On the news the other night, they talked about the fact that some see the term marriage being what it is because of the ability to reproduce which started the anger to elevate. They then made the suggestion then that people over the age of 50 shouldn’t be able to marry… Well, it wasn’t exactly the response I was looking for…but I was happy it was said!
Mali says
I have a friend and colleague who, like me, is in a 20 year (plus) relationship. The difference is that he and his partner are caring for a teenage niece, after her parents couldn’t cope with her, and they regularly babysit and care for many other nieces and nephews. They would be fabulous parents. So would we, of course, but we don’t have the chance, despite our state-sanctioned marriage. They do. I hope soon.
Here in NZ, we have a bill going through our House of Representatives to support gay marriage. It will be a “conscience vote” – meaning that members aren’t held to party voting lines and can vote whichever way they choose. As far as I can see, it will be passed easily – last night it passed the committee stage by 77 to 33 – but I’m going to write my MP anyway.

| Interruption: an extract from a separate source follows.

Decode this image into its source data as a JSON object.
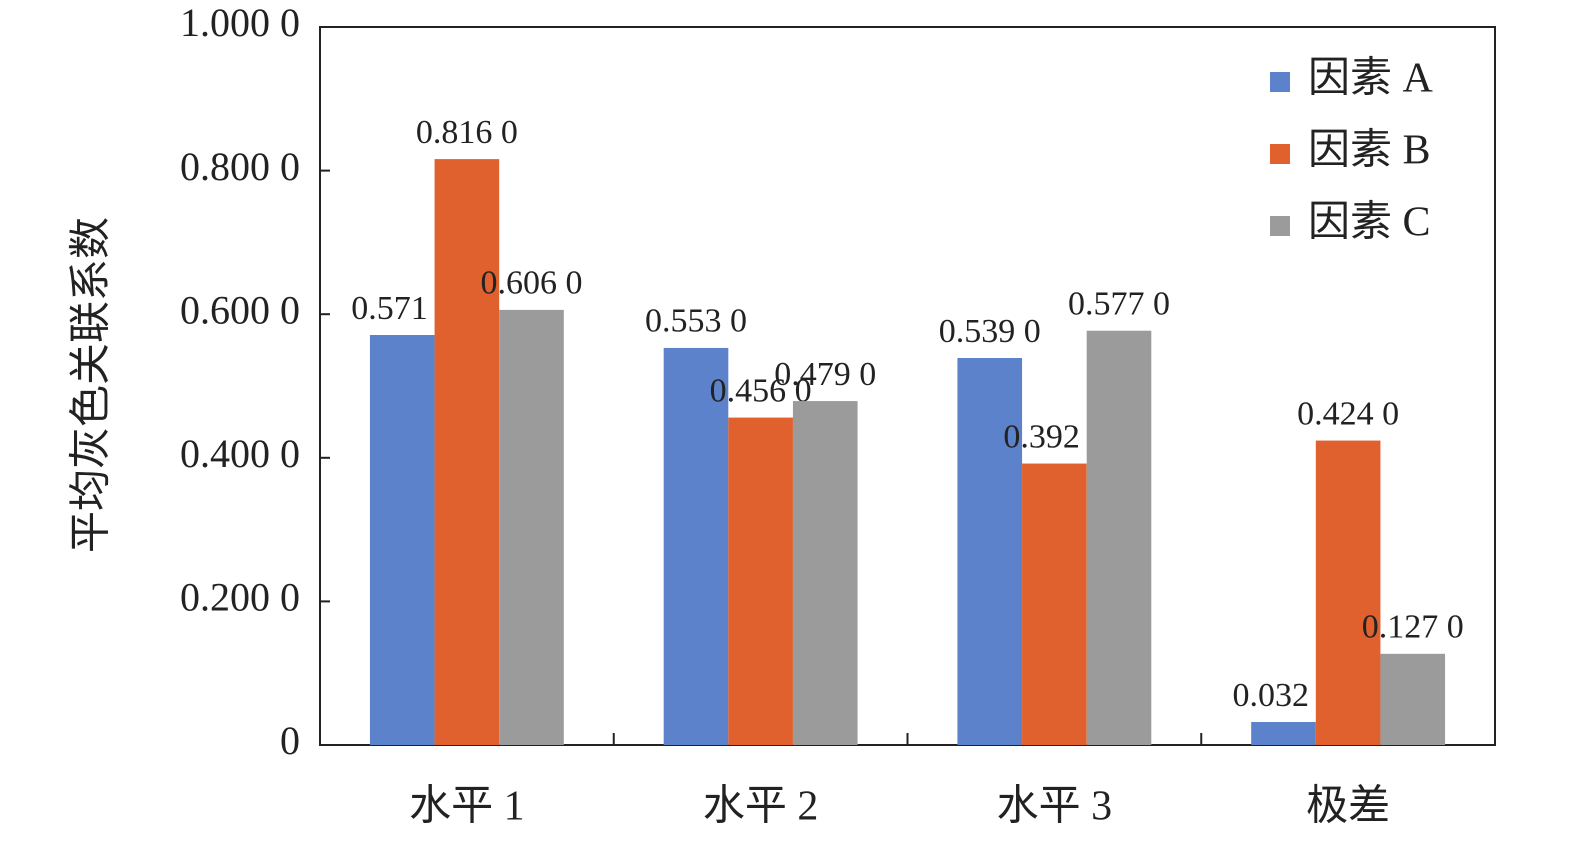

I’ve been following the US debate mainly through the postings of US/Canadian friends on Facebook. The comments about “marriage is to procreate” don’t bother me any more. I’m not sure why – perhaps my tolerance for intolerance is about zero these days.
J Thorne says
I support the idea of gay marriage and just roll my eyes at the statement that marriage is for procreation. It is interesting to me that many of us seem to have similar views. I would bet that some of my acquaintances/friends/family members who have children have a very different viewpoint on this subject. I think the views go hand-in-hand…if someone would judge me for not having children, those same people would probably view gay marriage in a negative way also.